Image: Our Lady of Lourdes Church, Paulatuk
Is 42.1-7 | Ps 27 | Jn 12.1-11
The “Servant songs“, in the book of the prophet Isaiah describe a person (or group of people) who have been chosen by God to faithfully bring about justice without tiring even though the personal cost is high. The characteristics of the servant are that of humility, fairness and obedience. In the Jewish tradition the suffering servant was typically considered a reference to the people of Israel who had suffered great persecution but had been chosen by God to establish a just and peaceful society in the land which God had promised them. Christians, on the other hand, see the person of the servant as a foreshadowing of the person of Jesus who embodies God’s peaceful reign on earth while undergoing unimaginable torment on the road to Calvary.

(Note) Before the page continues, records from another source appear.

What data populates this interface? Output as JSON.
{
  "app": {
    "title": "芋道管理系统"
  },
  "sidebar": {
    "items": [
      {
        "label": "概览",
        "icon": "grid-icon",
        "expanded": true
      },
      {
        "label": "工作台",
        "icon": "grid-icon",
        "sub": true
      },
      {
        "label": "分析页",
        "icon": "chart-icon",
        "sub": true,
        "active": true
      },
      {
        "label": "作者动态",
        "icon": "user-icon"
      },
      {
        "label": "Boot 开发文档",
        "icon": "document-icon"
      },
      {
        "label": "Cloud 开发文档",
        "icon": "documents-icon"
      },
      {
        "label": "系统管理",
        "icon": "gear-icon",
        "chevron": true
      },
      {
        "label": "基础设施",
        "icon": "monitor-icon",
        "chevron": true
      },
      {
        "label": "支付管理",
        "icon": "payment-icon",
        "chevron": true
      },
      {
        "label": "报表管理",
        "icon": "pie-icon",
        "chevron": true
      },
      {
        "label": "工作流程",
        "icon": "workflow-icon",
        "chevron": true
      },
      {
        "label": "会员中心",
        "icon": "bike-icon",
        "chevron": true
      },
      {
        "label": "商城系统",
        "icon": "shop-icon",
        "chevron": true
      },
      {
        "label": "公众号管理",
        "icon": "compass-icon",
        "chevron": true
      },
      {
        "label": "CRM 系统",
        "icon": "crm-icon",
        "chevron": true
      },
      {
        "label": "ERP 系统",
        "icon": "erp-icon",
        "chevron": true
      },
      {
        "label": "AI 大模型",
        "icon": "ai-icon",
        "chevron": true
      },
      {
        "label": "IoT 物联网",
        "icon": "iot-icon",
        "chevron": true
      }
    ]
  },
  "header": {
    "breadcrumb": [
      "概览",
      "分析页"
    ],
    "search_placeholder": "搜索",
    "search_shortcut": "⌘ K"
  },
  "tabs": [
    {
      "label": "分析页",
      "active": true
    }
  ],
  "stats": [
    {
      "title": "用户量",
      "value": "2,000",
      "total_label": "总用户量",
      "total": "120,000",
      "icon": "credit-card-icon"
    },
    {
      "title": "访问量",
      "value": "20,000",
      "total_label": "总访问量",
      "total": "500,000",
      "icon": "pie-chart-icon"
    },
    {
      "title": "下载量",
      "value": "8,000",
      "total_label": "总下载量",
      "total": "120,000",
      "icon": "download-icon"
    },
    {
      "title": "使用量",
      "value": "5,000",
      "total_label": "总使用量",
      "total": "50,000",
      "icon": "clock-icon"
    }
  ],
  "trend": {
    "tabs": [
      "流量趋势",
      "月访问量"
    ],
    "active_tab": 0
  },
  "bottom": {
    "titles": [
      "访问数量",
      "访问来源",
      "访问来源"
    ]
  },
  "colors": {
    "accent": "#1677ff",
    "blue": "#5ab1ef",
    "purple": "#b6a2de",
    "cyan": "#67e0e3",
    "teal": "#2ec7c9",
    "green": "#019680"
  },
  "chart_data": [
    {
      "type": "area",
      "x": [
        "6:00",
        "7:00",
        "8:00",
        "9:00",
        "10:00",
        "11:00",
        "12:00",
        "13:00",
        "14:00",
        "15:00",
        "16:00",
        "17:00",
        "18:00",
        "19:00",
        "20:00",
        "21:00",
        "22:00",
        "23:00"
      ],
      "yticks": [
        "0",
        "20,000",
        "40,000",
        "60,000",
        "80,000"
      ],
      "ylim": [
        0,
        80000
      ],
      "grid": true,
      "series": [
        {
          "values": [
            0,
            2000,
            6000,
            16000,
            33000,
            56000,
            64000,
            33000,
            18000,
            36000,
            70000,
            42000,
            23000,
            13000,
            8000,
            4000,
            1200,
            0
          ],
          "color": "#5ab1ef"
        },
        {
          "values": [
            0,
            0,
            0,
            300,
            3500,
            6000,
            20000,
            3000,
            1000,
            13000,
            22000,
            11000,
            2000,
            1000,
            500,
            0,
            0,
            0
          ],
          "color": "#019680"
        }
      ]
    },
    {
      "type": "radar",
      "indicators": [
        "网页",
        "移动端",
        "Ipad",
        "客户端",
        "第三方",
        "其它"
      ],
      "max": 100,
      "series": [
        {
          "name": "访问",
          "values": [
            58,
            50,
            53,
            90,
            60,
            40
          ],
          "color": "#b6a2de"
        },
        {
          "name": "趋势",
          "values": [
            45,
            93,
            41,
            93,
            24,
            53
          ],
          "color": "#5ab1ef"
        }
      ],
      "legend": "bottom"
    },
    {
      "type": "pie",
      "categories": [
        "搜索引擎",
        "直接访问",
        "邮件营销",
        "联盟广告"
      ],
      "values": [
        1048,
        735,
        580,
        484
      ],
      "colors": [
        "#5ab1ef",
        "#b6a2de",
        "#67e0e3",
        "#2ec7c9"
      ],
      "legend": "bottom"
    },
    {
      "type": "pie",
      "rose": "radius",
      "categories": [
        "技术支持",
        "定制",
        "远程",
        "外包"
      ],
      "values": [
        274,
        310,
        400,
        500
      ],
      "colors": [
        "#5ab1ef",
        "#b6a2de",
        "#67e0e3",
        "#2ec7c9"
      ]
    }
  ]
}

Our Gospel today invites us to look in a different direction, toward Mary, the sister of Lazarus and Martha. It was Mary who had stood before Jesus and had chastised him for his lateness, “Lord if you had been here my brother would not have died.” It was Mary’s intervention that moved Jesus first to anger and then to tears as he wept over the body of his friend before restoring him to life. Mary exhibits the characteristics of the suffering servant who is a figure of strength and conviction and who will not bend in the wind or be intimidated even when it comes to pleading the cause of justice before God.
The strength of character found in the servant, however, is not stained by pride or haughtiness. Mary shows profound gratitude first by honouring Jesus as she anoints his feet with the precious nard and then with sincere humility as she kneels and dries his feet with her own hair. Mary’s act of servant-hood cannot be missed. Its powerful message courses throughout the crowd on the fragrant waves of perfume that fill the air. There is no one watching this unfolding scene who cannot be moved by what is taking place. The community has been restored by the re-birth of Lazarus and the glory belongs entirely to God.
Compare Mary’s actions to that of Judas Iscariot. Judas is not chosen, but takes it upon himself to be the group spokesperson. He undermines Mary’s priceless gift to Jesus by appealing to economics but, underneath, his true motivation is greed. Mary’s selfless act is a powerful symbol of reverence and awe in the face of the divine. Judas’s words are shallow, self-serving and base.
When we consider the actions of Mary and those of Judas, which characteristics do we see most often at work in the world? Which actions would serve to make a better world?
Jesus’ words to Judas remind us that the justice that God offers to the world is not superficial. “You will always have the poor with you”. To dismiss God because life is hard and things are not perfect is too simplistic an approach. Mary’s gift reminds us to look deeper, to become aware of the many ways that God is present in the world and how he is calling each one of us to become his servant, faithfully working for justice and peace, persevering even when it is difficult.